Eintritt des Auszahlungstermin

von
Yvonne

Guten Abend,

Ich habe folgende Frage:

- Im Juli 2013 wurde der Antrag auf Teilerwerbsrente gestellt. (Verkehrsunfall war der ausschlaggebende Faktor und eine Schwerbehinderung von 50% lag bereits schon vor).

-Ende Juli 2013 kam der negative Bescheid, gegen den Widerspruch erhoben wurde, da nur anhand von Aktenlage entschieden wurde ohne das ein Gutachter entschieden hat.

Nach einigen nervigen Erkundungsanrufen und drängen....

- Am 06. November 2013 endlich der langersehnte Gutachtertermin. Dieser hat klar bestätigt dem Rentenantrag für Teilerwerbsrente wird stattgegeben.

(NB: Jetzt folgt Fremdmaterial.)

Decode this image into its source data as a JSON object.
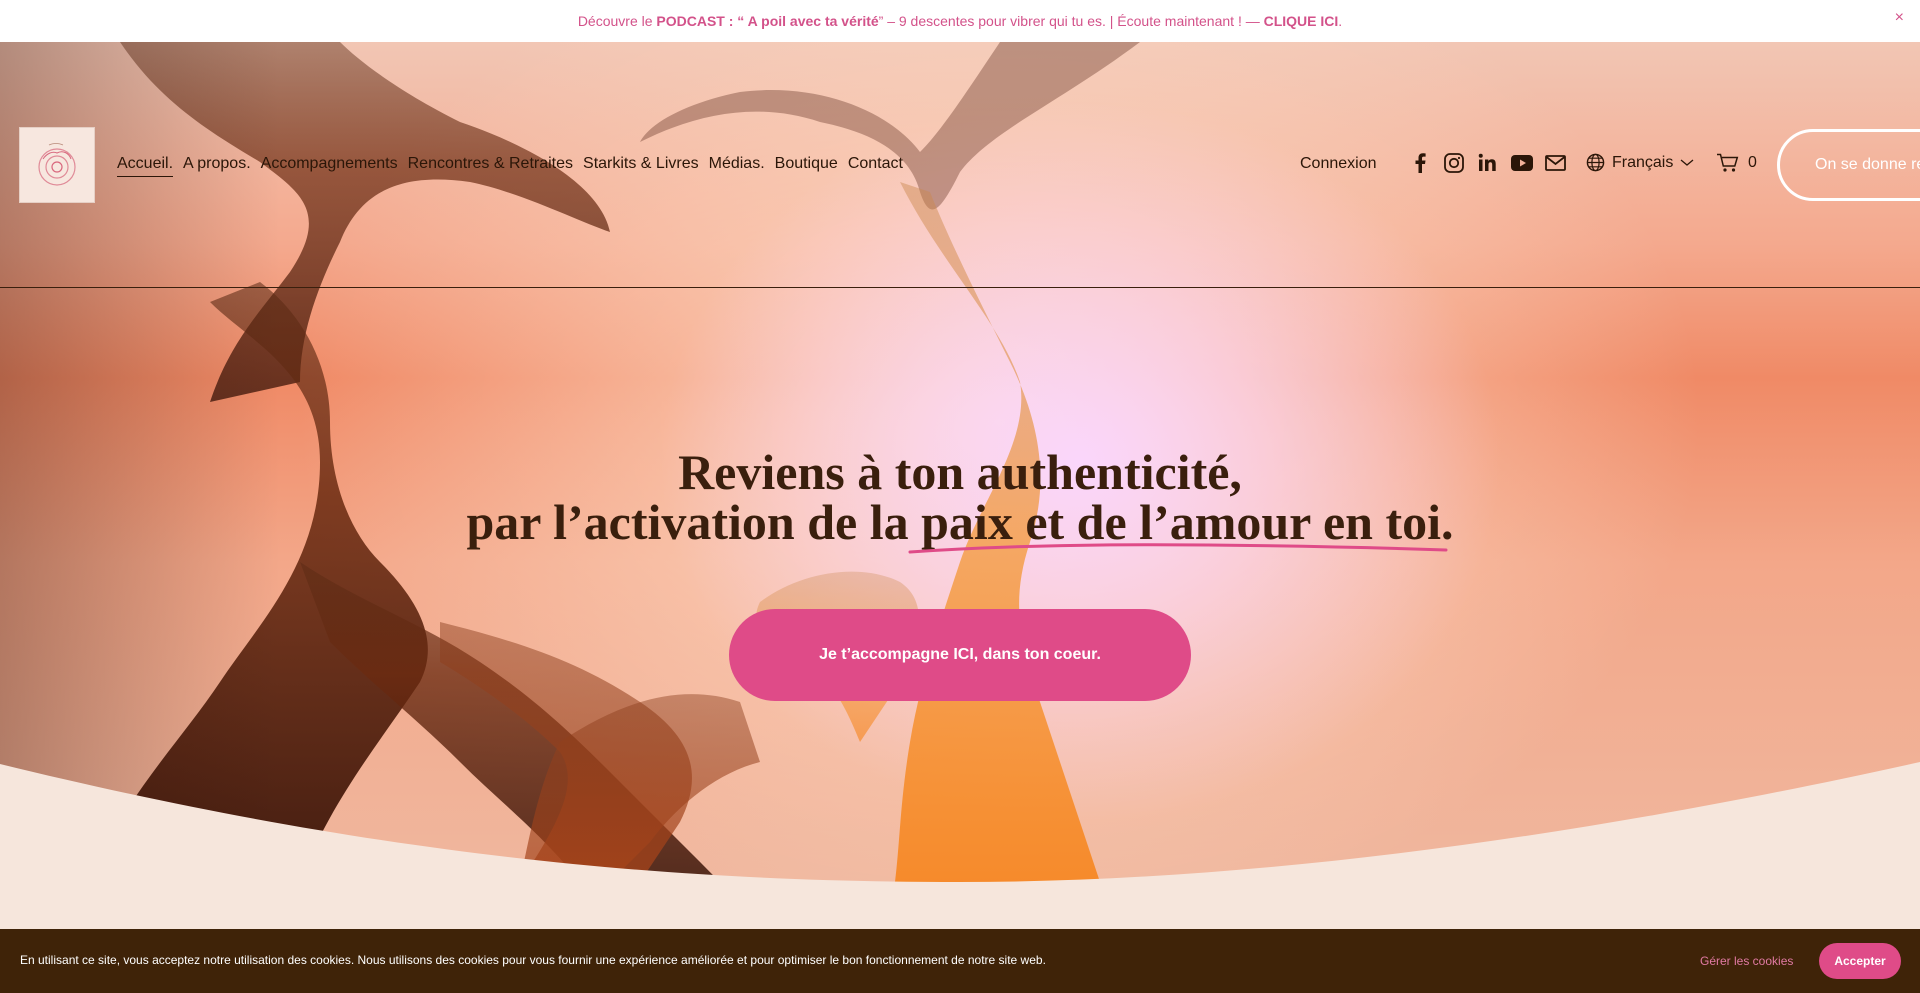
{
  "announcement": {
    "prefix": "Découvre le ",
    "podcast_label": "PODCAST",
    "sep": " : “ ",
    "podcast_title": "A poil avec ta vérité",
    "middle": "” – 9 descentes pour vibrer qui tu es. | Écoute maintenant ! — ",
    "cta": "CLIQUE ICI",
    "suffix": ".",
    "close": "×"
  },
  "nav": {
    "items": [
      {
        "label": "Accueil."
      },
      {
        "label": "A propos."
      },
      {
        "label": "Accompagnements"
      },
      {
        "label": "Rencontres & Retraites"
      },
      {
        "label": "Starkits & Livres"
      },
      {
        "label": "Médias."
      },
      {
        "label": "Boutique"
      },
      {
        "label": "Contact"
      }
    ],
    "login": "Connexion",
    "language": "Français",
    "cart_count": "0",
    "cta": "On se donne rendez-vous"
  },
  "hero": {
    "line1": "Reviens à ton authenticité,",
    "line2_pre": "par l’activation de la ",
    "line2_hl": "paix et de l’amour en toi",
    "line2_post": ".",
    "button": "Je t’accompagne ICI, dans ton coeur."
  },
  "cookie": {
    "message": "En utilisant ce site, vous acceptez notre utilisation des cookies. Nous utilisons des cookies pour vous fournir une expérience améliorée et pour optimiser le bon fonctionnement de notre site web.",
    "manage": "Gérer les cookies",
    "accept": "Accepter"
  },
  "colors": {
    "accent": "#df4b88",
    "text_dark": "#3a1f0d",
    "cookie_bg": "#3f2308",
    "page_bg": "#f6e6dc"
  }
}
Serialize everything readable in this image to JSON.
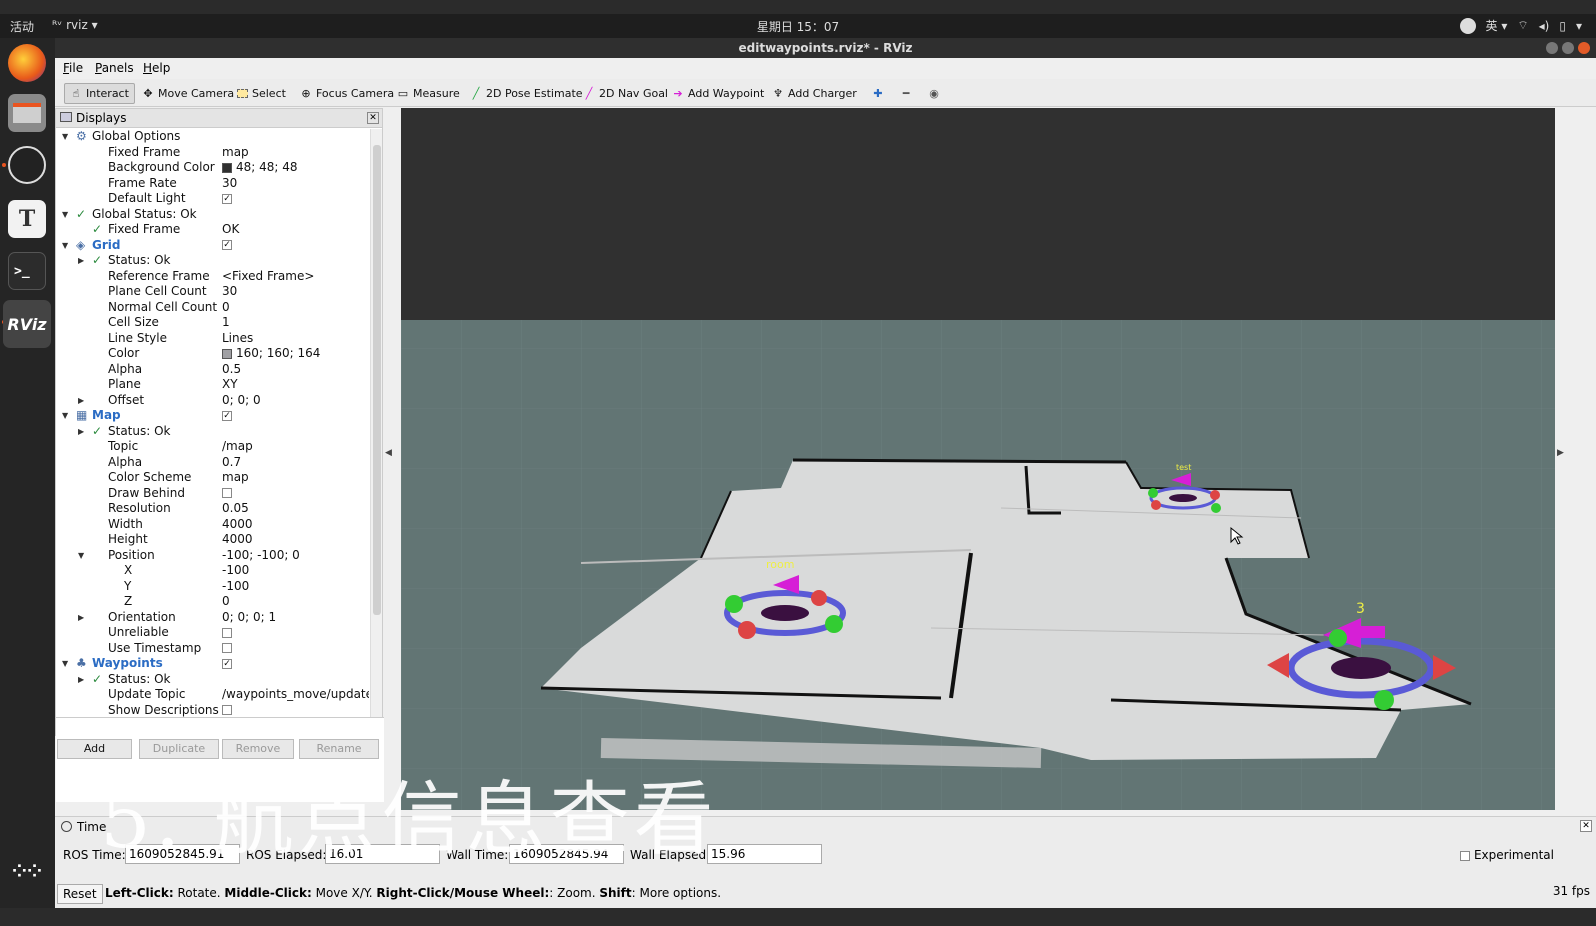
{
  "system": {
    "activities": "活动",
    "app_name": "rviz",
    "clock": "星期日 15：07",
    "input_method": "英"
  },
  "window": {
    "title": "editwaypoints.rviz* - RViz"
  },
  "menu": [
    "File",
    "Panels",
    "Help"
  ],
  "toolbar": {
    "interact": "Interact",
    "move_camera": "Move Camera",
    "select": "Select",
    "focus_camera": "Focus Camera",
    "measure": "Measure",
    "pose_estimate": "2D Pose Estimate",
    "nav_goal": "2D Nav Goal",
    "add_waypoint": "Add Waypoint",
    "add_charger": "Add Charger"
  },
  "displays": {
    "title": "Displays",
    "rows": [
      {
        "k": "Global Options",
        "v": "",
        "lvl": 0,
        "tri": "down",
        "icon": "gear-icon"
      },
      {
        "k": "Fixed Frame",
        "v": "map",
        "lvl": 1
      },
      {
        "k": "Background Color",
        "v": "48; 48; 48",
        "lvl": 1,
        "swatch": "#303030"
      },
      {
        "k": "Frame Rate",
        "v": "30",
        "lvl": 1
      },
      {
        "k": "Default Light",
        "v": "",
        "lvl": 1,
        "cb": true
      },
      {
        "k": "Global Status: Ok",
        "v": "",
        "lvl": 0,
        "tri": "down",
        "check": true
      },
      {
        "k": "Fixed Frame",
        "v": "OK",
        "lvl": 1,
        "check": true
      },
      {
        "k": "Grid",
        "v": "",
        "lvl": 0,
        "tri": "down",
        "blue": true,
        "cb": true,
        "icon": "grid-icon"
      },
      {
        "k": "Status: Ok",
        "v": "",
        "lvl": 1,
        "tri": "right",
        "check": true
      },
      {
        "k": "Reference Frame",
        "v": "<Fixed Frame>",
        "lvl": 1
      },
      {
        "k": "Plane Cell Count",
        "v": "30",
        "lvl": 1
      },
      {
        "k": "Normal Cell Count",
        "v": "0",
        "lvl": 1
      },
      {
        "k": "Cell Size",
        "v": "1",
        "lvl": 1
      },
      {
        "k": "Line Style",
        "v": "Lines",
        "lvl": 1
      },
      {
        "k": "Color",
        "v": "160; 160; 164",
        "lvl": 1,
        "swatch": "#a0a0a4"
      },
      {
        "k": "Alpha",
        "v": "0.5",
        "lvl": 1
      },
      {
        "k": "Plane",
        "v": "XY",
        "lvl": 1
      },
      {
        "k": "Offset",
        "v": "0; 0; 0",
        "lvl": 1,
        "tri": "right"
      },
      {
        "k": "Map",
        "v": "",
        "lvl": 0,
        "tri": "down",
        "blue": true,
        "cb": true,
        "icon": "map-icon"
      },
      {
        "k": "Status: Ok",
        "v": "",
        "lvl": 1,
        "tri": "right",
        "check": true
      },
      {
        "k": "Topic",
        "v": "/map",
        "lvl": 1
      },
      {
        "k": "Alpha",
        "v": "0.7",
        "lvl": 1
      },
      {
        "k": "Color Scheme",
        "v": "map",
        "lvl": 1
      },
      {
        "k": "Draw Behind",
        "v": "",
        "lvl": 1,
        "cb": false
      },
      {
        "k": "Resolution",
        "v": "0.05",
        "lvl": 1
      },
      {
        "k": "Width",
        "v": "4000",
        "lvl": 1
      },
      {
        "k": "Height",
        "v": "4000",
        "lvl": 1
      },
      {
        "k": "Position",
        "v": "-100; -100; 0",
        "lvl": 1,
        "tri": "down"
      },
      {
        "k": "X",
        "v": "-100",
        "lvl": 2
      },
      {
        "k": "Y",
        "v": "-100",
        "lvl": 2
      },
      {
        "k": "Z",
        "v": "0",
        "lvl": 2
      },
      {
        "k": "Orientation",
        "v": "0; 0; 0; 1",
        "lvl": 1,
        "tri": "right"
      },
      {
        "k": "Unreliable",
        "v": "",
        "lvl": 1,
        "cb": false
      },
      {
        "k": "Use Timestamp",
        "v": "",
        "lvl": 1,
        "cb": false
      },
      {
        "k": "Waypoints",
        "v": "",
        "lvl": 0,
        "tri": "down",
        "blue": true,
        "cb": true,
        "icon": "waypoints-icon"
      },
      {
        "k": "Status: Ok",
        "v": "",
        "lvl": 1,
        "tri": "right",
        "check": true
      },
      {
        "k": "Update Topic",
        "v": "/waypoints_move/update",
        "lvl": 1
      },
      {
        "k": "Show Descriptions",
        "v": "",
        "lvl": 1,
        "cb": false
      }
    ]
  },
  "panel_buttons": {
    "add": "Add",
    "duplicate": "Duplicate",
    "remove": "Remove",
    "rename": "Rename"
  },
  "scene": {
    "labels": {
      "test": "test",
      "room": "room",
      "three": "3"
    }
  },
  "time": {
    "title": "Time",
    "ros_time_label": "ROS Time:",
    "ros_time": "1609052845.91",
    "ros_elapsed_label": "ROS Elapsed:",
    "ros_elapsed": "16.01",
    "wall_time_label": "Wall Time:",
    "wall_time": "1609052845.94",
    "wall_elapsed_label": "Wall Elapsed:",
    "wall_elapsed": "15.96",
    "experimental": "Experimental"
  },
  "status": {
    "reset": "Reset",
    "left_click": "Left-Click:",
    "left_click_desc": " Rotate. ",
    "middle_click": "Middle-Click:",
    "middle_click_desc": " Move X/Y. ",
    "right_click": "Right-Click/Mouse Wheel:",
    "right_click_desc": ": Zoom. ",
    "shift": "Shift",
    "shift_desc": ": More options.",
    "fps": "31 fps"
  },
  "subtitle": "5. 航点信息查看"
}
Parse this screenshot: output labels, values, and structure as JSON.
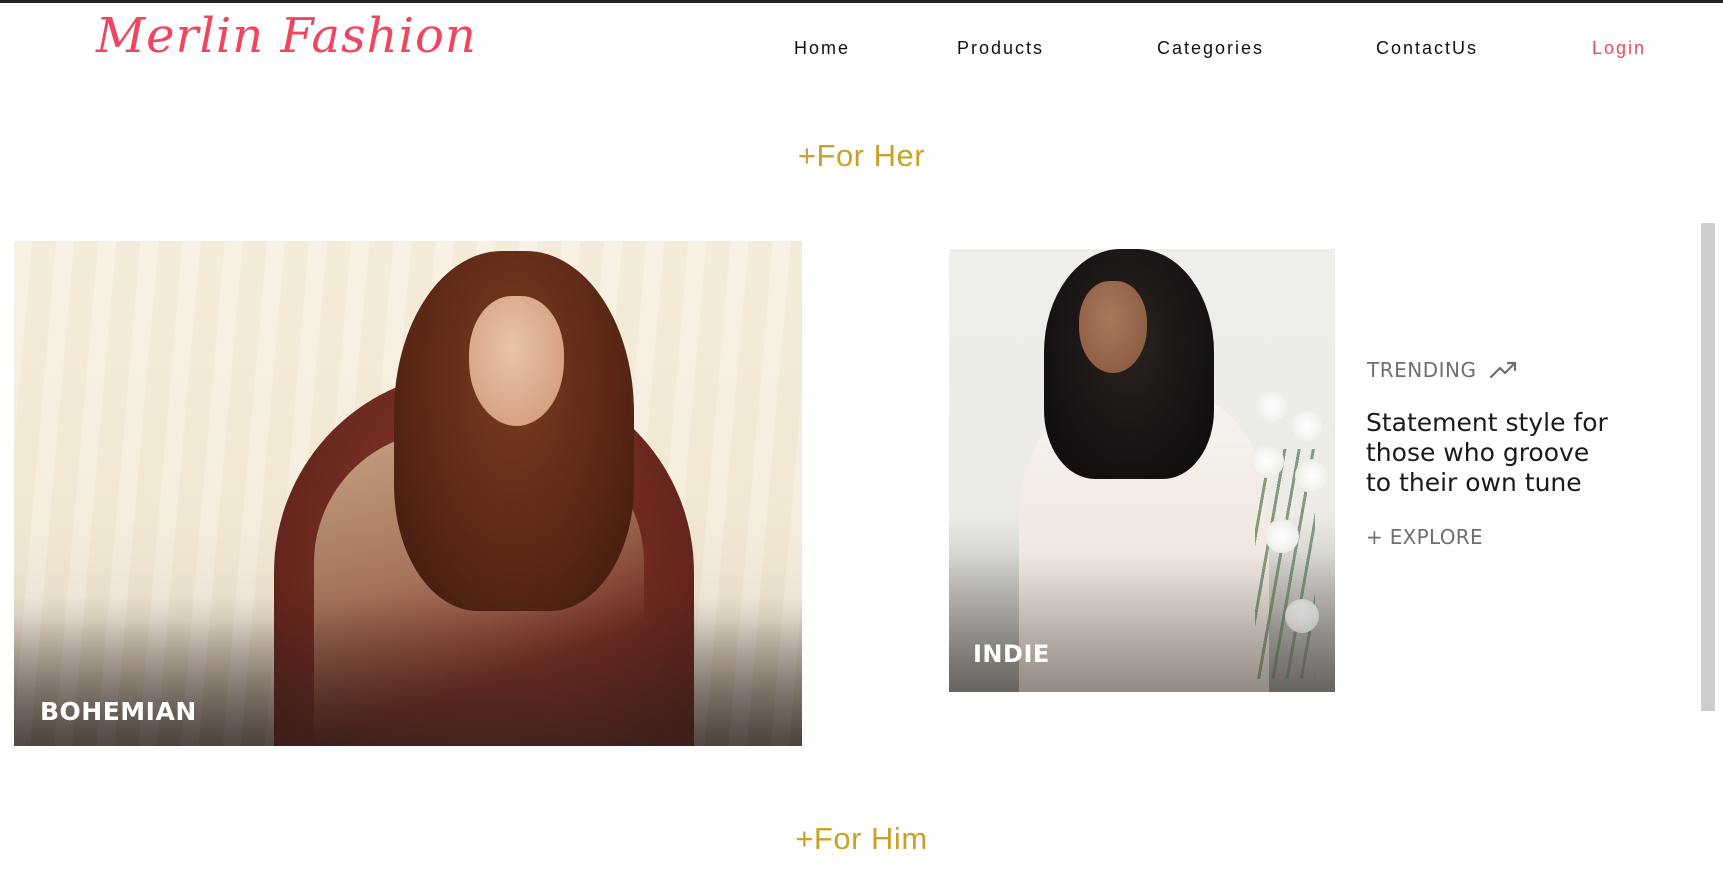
{
  "brand": {
    "logo_text": "Merlin Fashion",
    "accent_color": "#f0455e"
  },
  "nav": {
    "items": [
      {
        "label": "Home"
      },
      {
        "label": "Products"
      },
      {
        "label": "Categories"
      },
      {
        "label": "ContactUs"
      },
      {
        "label": "Login"
      }
    ]
  },
  "sections": {
    "for_her": {
      "title": "+For Her",
      "color": "#c9a227"
    },
    "for_him": {
      "title": "+For Him"
    }
  },
  "cards": {
    "left": {
      "label": "BOHEMIAN"
    },
    "right": {
      "label": "INDIE"
    }
  },
  "promo": {
    "trending_label": "TRENDING",
    "trending_icon": "trending-up-icon",
    "headline_line1": "Statement style for",
    "headline_line2": "those who groove",
    "headline_line3": "to their own tune",
    "explore_label": "+ EXPLORE"
  }
}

Nach wiederum zahlreichen Anrufen, Bescheid liegt immer noch nicht vor (Januar 2014) wurde mitgeteilt, die Teilerwerbsrente wurde genehmigt. Ich weiß, der Auszahlungstermin ist 6 Monate nach Antrag. Hier jetzt mein Problem....

Warum wird festgelegt, dass es nicht der Antragsstellungstermin Juli 2013 ist, sondern der Gutachtertermin November 2013? Demnach würdet eine Auszahlung erst im Mai erfolgen rückwirkend von Noveber an und was ist mit der Zeit ab Juli. Ist das rechtens? Ich mein ist ja nicht unsere Schuld, dass die Rentenanstalt 1. nach Aktenlage entscheidet und 2. sich so lange Zeit lässt und man drängen muss.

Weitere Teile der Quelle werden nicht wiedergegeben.